When I let my dog out into the garden, he barks at me for a while. I usually shut the door and he runs off to do his business, without looking back at me or barking at me again. I'm not sure why, is he just excited? He does want to be let out. Maybe he's paranoid and wants me to come out too? He's been on the alert since he saw a cat in the garden. He's a cavapoochon.
When I let my dog out into the garden, he barks at me for a while. I usually shut the door and he runs off to do his business, without looking back at me or barking at me again.
He's inviting you to come out and play. When you shut the door, you have declined the invitation so he stops asking - a very polite dog!
This is common between dogs as well. When a lively dog approaches another in the park, does a play bow, and gets no response, the next level is to bark. At this point the owners usually intervene but with an inexperienced or over-confident dog it can escalate into nipping. At that point the other dog might retaliate.
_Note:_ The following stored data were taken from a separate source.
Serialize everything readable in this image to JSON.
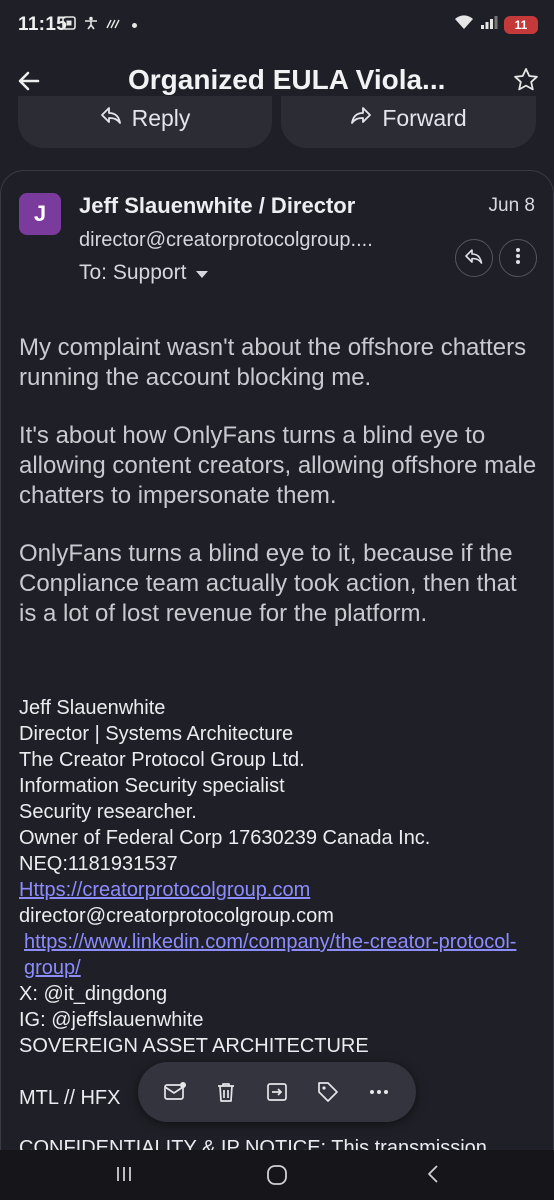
{
  "status_bar": {
    "time": "11:15",
    "battery": "11"
  },
  "app_bar": {
    "title": "Organized EULA Viola..."
  },
  "actions": {
    "reply_label": "Reply",
    "forward_label": "Forward"
  },
  "message": {
    "avatar_letter": "J",
    "sender": "Jeff Slauenwhite / Director",
    "date": "Jun 8",
    "address": "director@creatorprotocolgroup....",
    "to_label": "To: Support",
    "body": [
      "My complaint wasn't about the offshore chatters running the account blocking me.",
      "It's about how OnlyFans turns a blind eye to allowing content creators,  allowing offshore male chatters to impersonate them.",
      "OnlyFans turns a blind eye to it, because if the Conpliance team actually took action, then that is a lot of lost revenue for the platform."
    ],
    "signature": {
      "name": "Jeff Slauenwhite",
      "role": "Director | Systems Architecture",
      "company": "The Creator Protocol Group Ltd.",
      "line1": "Information Security specialist",
      "line2": "Security researcher.",
      "line3": "Owner of Federal Corp 17630239 Canada Inc.",
      "neq": "NEQ:1181931537",
      "website": "Https://creatorprotocolgroup.com",
      "email": "director@creatorprotocolgroup.com",
      "linkedin": "https://www.linkedin.com/company/the-creator-protocol-group/",
      "x": "X: @it_dingdong",
      "ig": "IG: @jeffslauenwhite",
      "tagline": "SOVEREIGN ASSET ARCHITECTURE",
      "location": "MTL // HFX"
    },
    "confidentiality_partial": "CONFIDENTIALITY & IP NOTICE: This transmission"
  },
  "colors": {
    "background": "#1f1f27",
    "avatar": "#7b3b9c",
    "link": "#8c8cff",
    "battery": "#c43a3a"
  }
}
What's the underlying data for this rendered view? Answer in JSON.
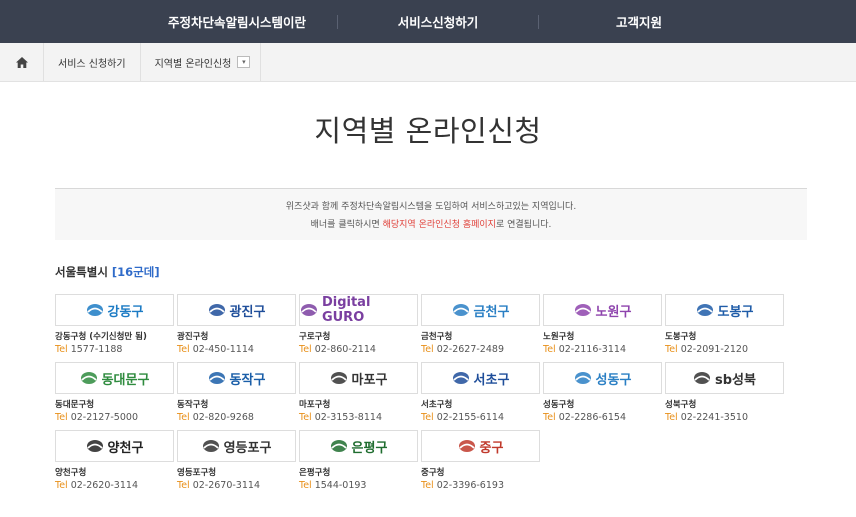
{
  "nav": {
    "items": [
      "주정차단속알림시스템이란",
      "서비스신청하기",
      "고객지원"
    ]
  },
  "breadcrumb": {
    "home_icon": "home-icon",
    "service": "서비스 신청하기",
    "current": "지역별 온라인신청",
    "dropdown_icon": "chevron-down-icon"
  },
  "page_title": "지역별 온라인신청",
  "notice": {
    "line1": "위즈샷과 함께 주정차단속알림시스템을 도입하여 서비스하고있는 지역입니다.",
    "line2_pre": "배너를 클릭하시면 ",
    "line2_hl": "해당지역 온라인신청 홈페이지",
    "line2_post": "로 연결됩니다."
  },
  "region": {
    "name": "서울특별시 ",
    "count": "[16군데]"
  },
  "tel_label": "Tel",
  "districts": [
    {
      "logo": "강동구",
      "name": "강동구청 (수기신청만 됨)",
      "tel": "1577-1188",
      "color": "#1c7bc4"
    },
    {
      "logo": "광진구",
      "name": "광진구청",
      "tel": "02-450-1114",
      "color": "#1f4e9a"
    },
    {
      "logo": "Digital GURO",
      "name": "구로구청",
      "tel": "02-860-2114",
      "color": "#7a3fa0"
    },
    {
      "logo": "금천구",
      "name": "금천구청",
      "tel": "02-2627-2489",
      "color": "#2a7fc4"
    },
    {
      "logo": "노원구",
      "name": "노원구청",
      "tel": "02-2116-3114",
      "color": "#8e44ad"
    },
    {
      "logo": "도봉구",
      "name": "도봉구청",
      "tel": "02-2091-2120",
      "color": "#1f5ca8"
    },
    {
      "logo": "동대문구",
      "name": "동대문구청",
      "tel": "02-2127-5000",
      "color": "#2e8b3e"
    },
    {
      "logo": "동작구",
      "name": "동작구청",
      "tel": "02-820-9268",
      "color": "#1a5ea8"
    },
    {
      "logo": "마포구",
      "name": "마포구청",
      "tel": "02-3153-8114",
      "color": "#333333"
    },
    {
      "logo": "서초구",
      "name": "서초구청",
      "tel": "02-2155-6114",
      "color": "#1f4e9a"
    },
    {
      "logo": "성동구",
      "name": "성동구청",
      "tel": "02-2286-6154",
      "color": "#2a7fc4"
    },
    {
      "logo": "sb성북",
      "name": "성북구청",
      "tel": "02-2241-3510",
      "color": "#333333"
    },
    {
      "logo": "양천구",
      "name": "양천구청",
      "tel": "02-2620-3114",
      "color": "#222222"
    },
    {
      "logo": "영등포구",
      "name": "영등포구청",
      "tel": "02-2670-3114",
      "color": "#333333"
    },
    {
      "logo": "은평구",
      "name": "은평구청",
      "tel": "1544-0193",
      "color": "#1f6d2f"
    },
    {
      "logo": "중구",
      "name": "중구청",
      "tel": "02-3396-6193",
      "color": "#c0392b"
    }
  ]
}
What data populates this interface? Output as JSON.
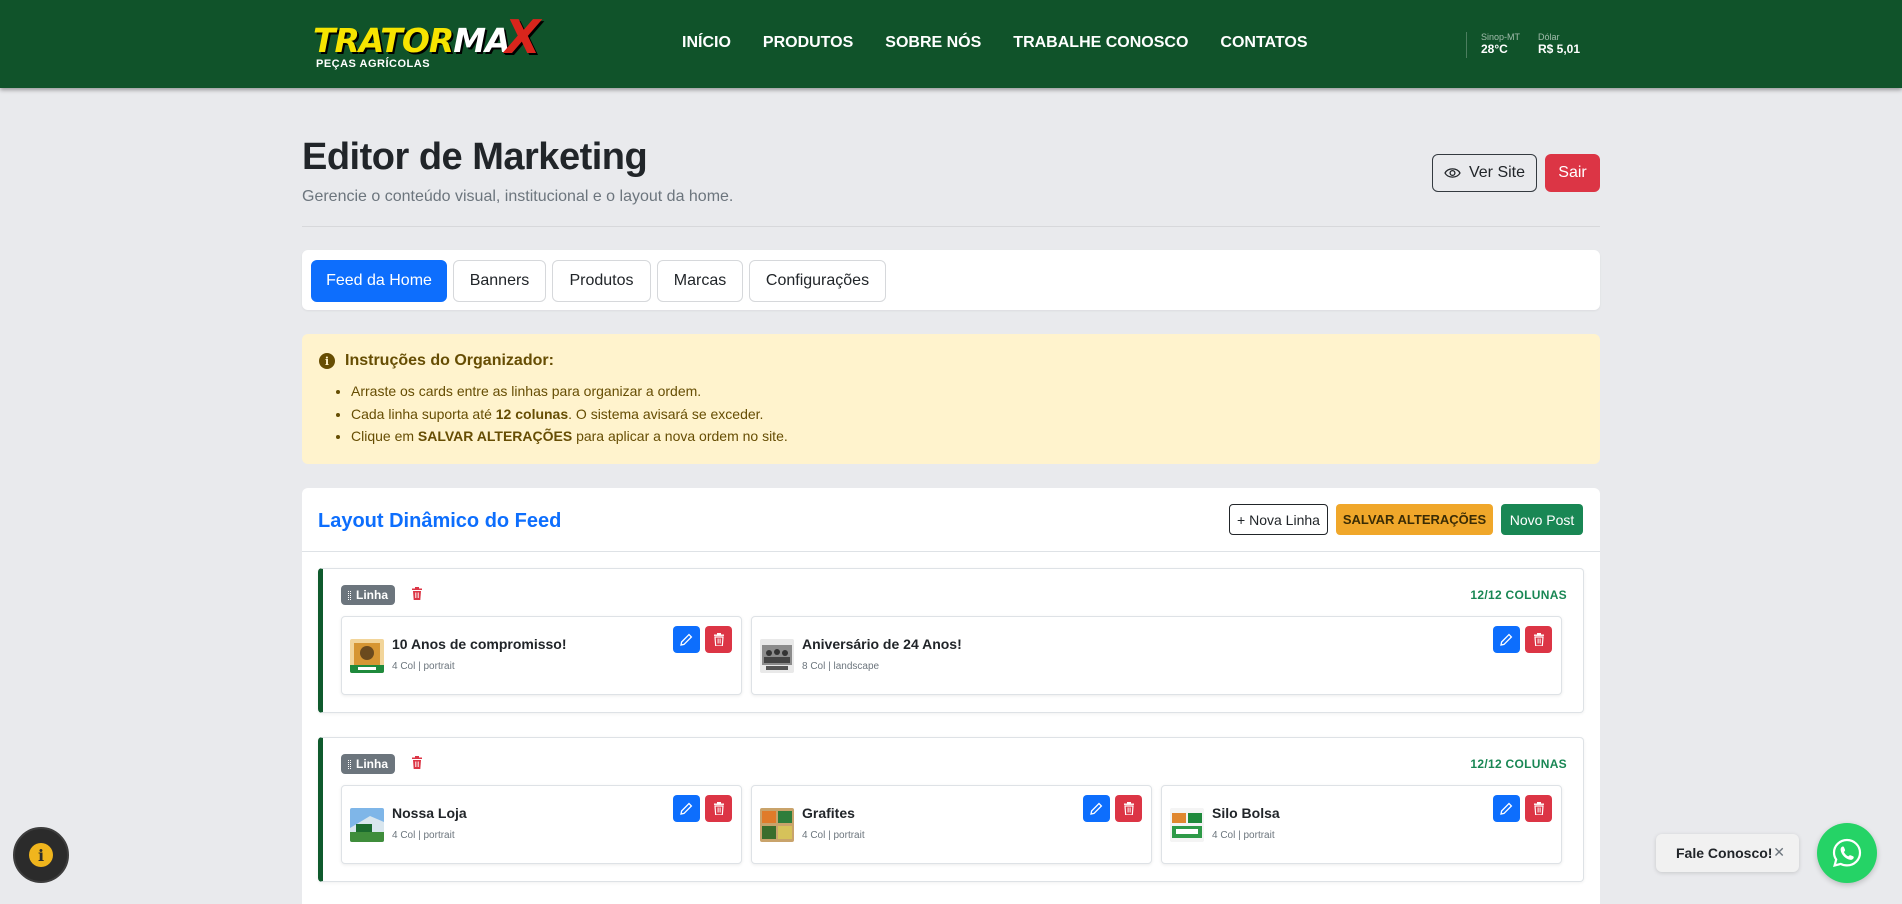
{
  "brand": {
    "logo_part1": "TRATOR",
    "logo_part2": "MA",
    "logo_x": "X",
    "logo_sub": "PEÇAS AGRÍCOLAS"
  },
  "nav": {
    "items": [
      "INÍCIO",
      "PRODUTOS",
      "SOBRE NÓS",
      "TRABALHE CONOSCO",
      "CONTATOS"
    ]
  },
  "widgets": {
    "weather_label": "Sinop-MT",
    "weather_value": "28°C",
    "dollar_label": "Dólar",
    "dollar_value": "R$ 5,01"
  },
  "header": {
    "title": "Editor de Marketing",
    "subtitle": "Gerencie o conteúdo visual, institucional e o layout da home.",
    "ver_site": "Ver Site",
    "sair": "Sair"
  },
  "tabs": [
    "Feed da Home",
    "Banners",
    "Produtos",
    "Marcas",
    "Configurações"
  ],
  "instructions": {
    "title": "Instruções do Organizador:",
    "line1": "Arraste os cards entre as linhas para organizar a ordem.",
    "line2_pre": "Cada linha suporta até ",
    "line2_bold": "12 colunas",
    "line2_post": ". O sistema avisará se exceder.",
    "line3_pre": "Clique em ",
    "line3_bold": "SALVAR ALTERAÇÕES",
    "line3_post": " para aplicar a nova ordem no site."
  },
  "feed": {
    "title": "Layout Dinâmico do Feed",
    "btn_nova_linha": "+ Nova Linha",
    "btn_salvar": "SALVAR ALTERAÇÕES",
    "btn_novo_post": "Novo Post",
    "rows": [
      {
        "badge": "Linha",
        "count": "12/12 COLUNAS",
        "cards": [
          {
            "title": "10 Anos de compromisso!",
            "meta": "4 Col | portrait"
          },
          {
            "title": "Aniversário de 24 Anos!",
            "meta": "8 Col | landscape"
          }
        ]
      },
      {
        "badge": "Linha",
        "count": "12/12 COLUNAS",
        "cards": [
          {
            "title": "Nossa Loja",
            "meta": "4 Col | portrait"
          },
          {
            "title": "Grafites",
            "meta": "4 Col | portrait"
          },
          {
            "title": "Silo Bolsa",
            "meta": "4 Col | portrait"
          }
        ]
      }
    ]
  },
  "floating": {
    "fale_conosco": "Fale Conosco!",
    "info_icon": "i"
  },
  "colors": {
    "topbar": "#10532a",
    "primary": "#0d6efd",
    "danger": "#dc3545",
    "warning": "#f0a72a",
    "success": "#198754",
    "alert_bg": "#fff3cd",
    "row_border": "#0f5a2d"
  }
}
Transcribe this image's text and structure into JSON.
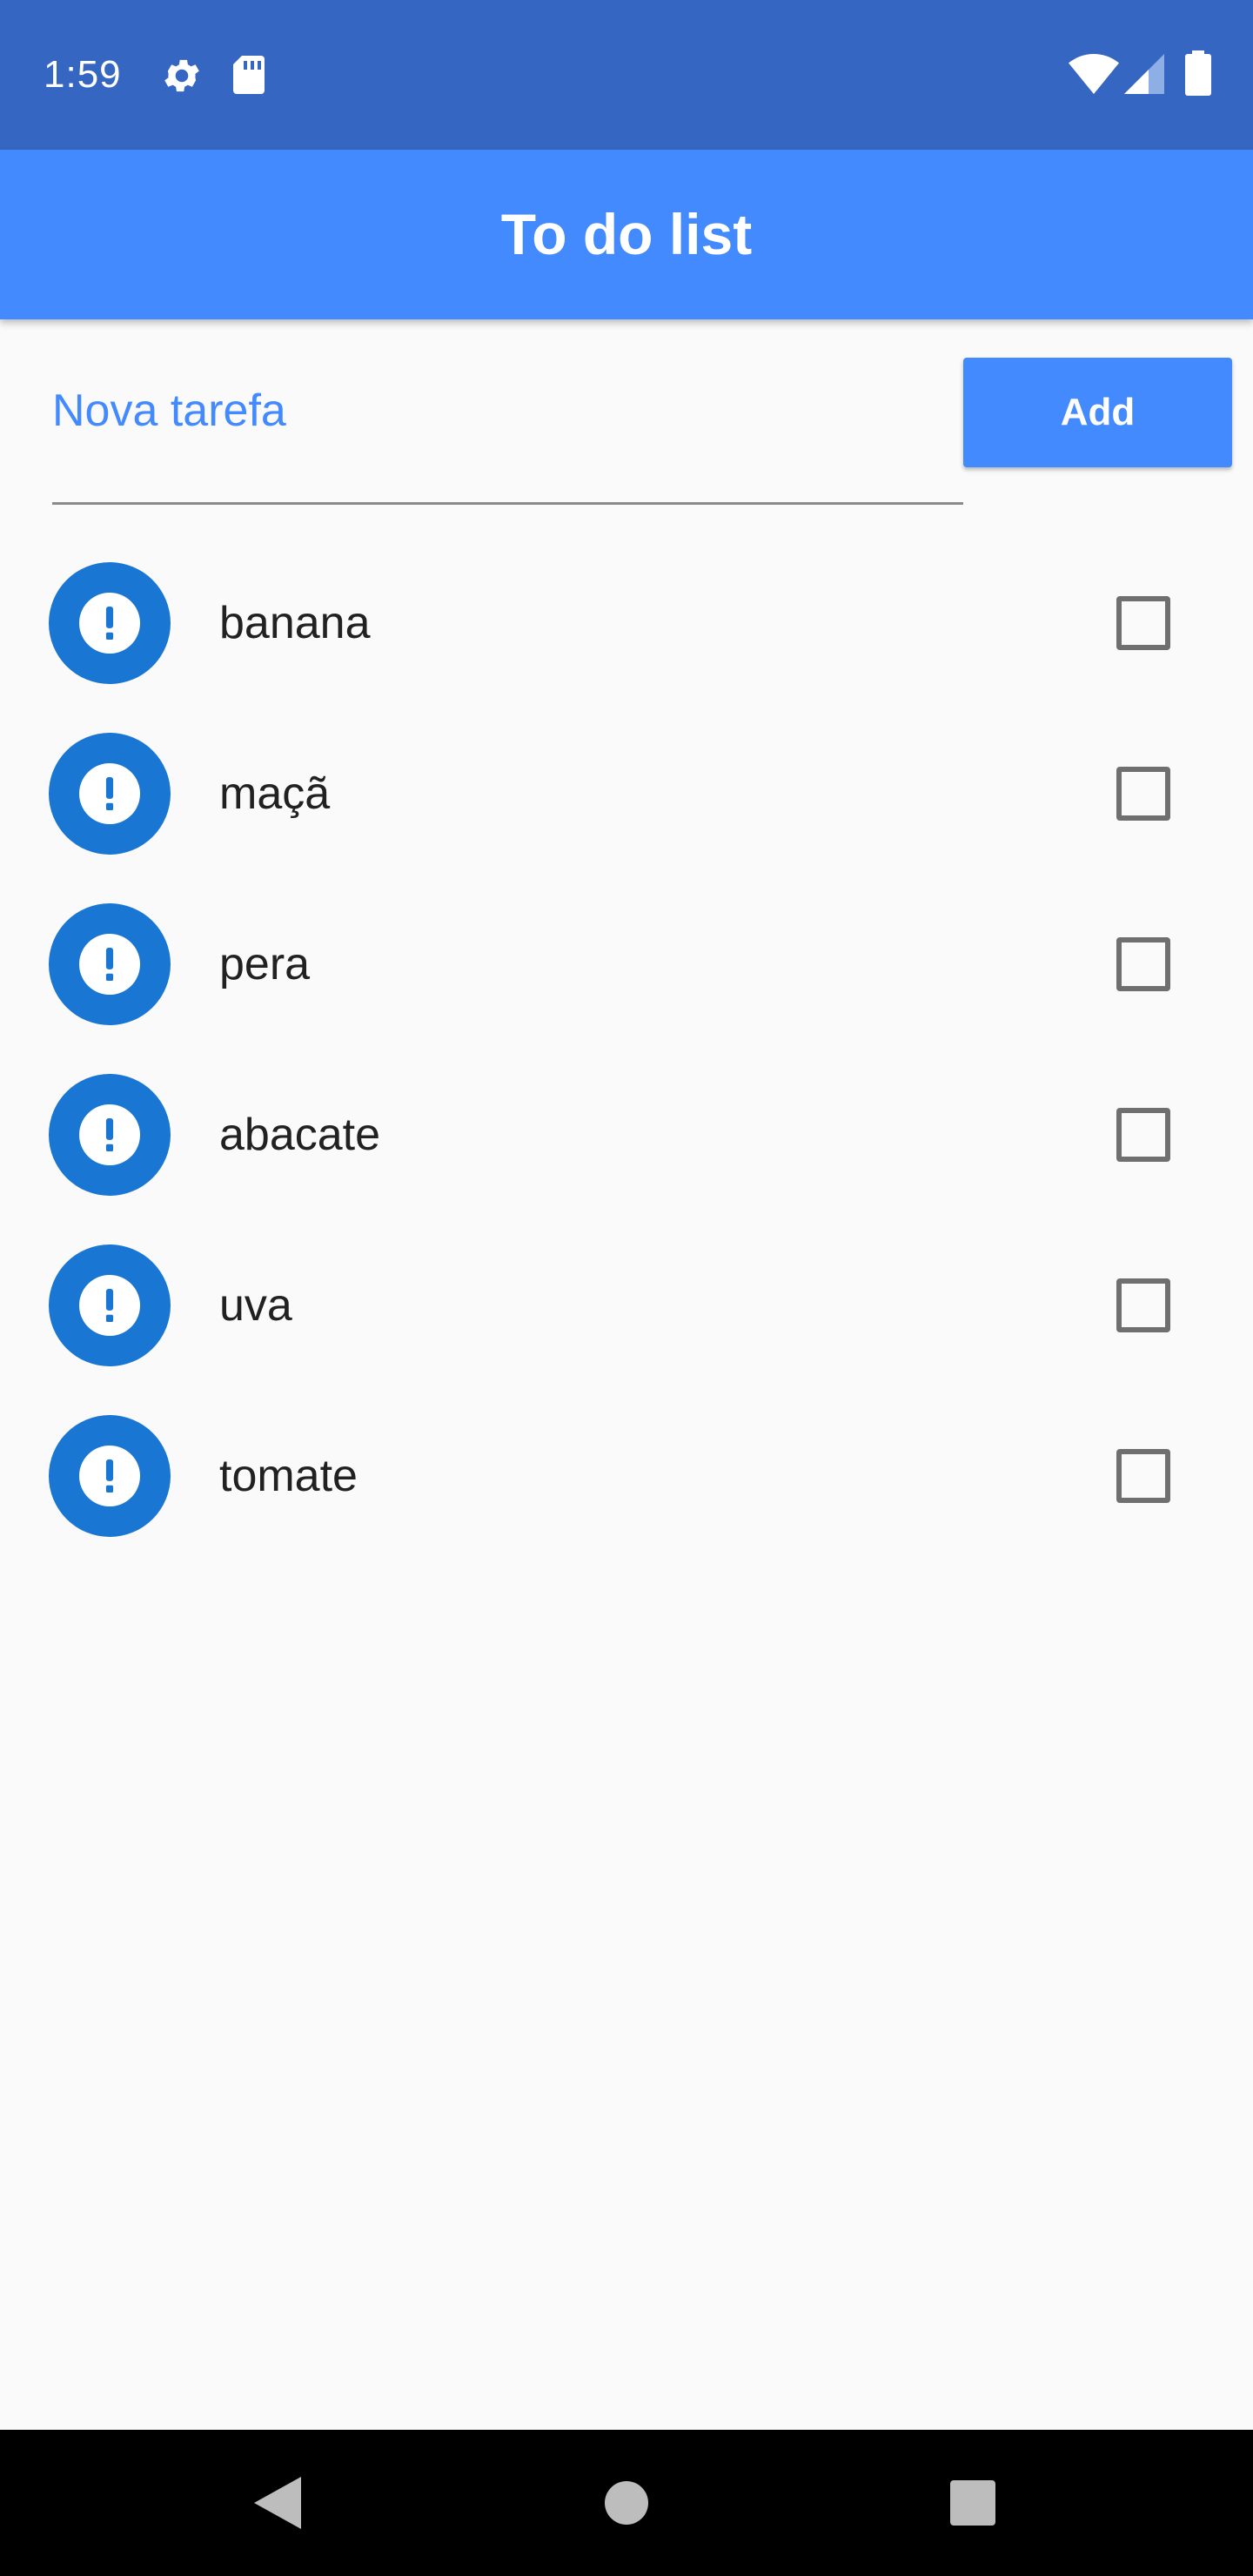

If the second dog is dominant, the barking dog will retreat. If they are equals, a brief snarling match (or even fight) may ensue. If the second dog is old or weak, the barking/nipping dog may start to nip more and harass the second dog.
Your dog is asking but not insisting. Incidentally does he do or sketch a play-bow when he barks? (front part of body repeatedly lowers and bounces up again while barking) or does he stand stock still and just look at you while barking?
If he bounces, that is a request to play. If he just stands then it's a request simply to come outside and keep him company.
It's most probably a vocalization of his excitement.
Barking is not always something negative or aggressive. Compare it to a human screaming: it can be someone screaming in rage or frustration, or it could be a child screaming in joyful play.
It could also be his way of broadcasting his presence to any potential intruder or his dog-friends in the neighborhood. His way of saying "Here I am."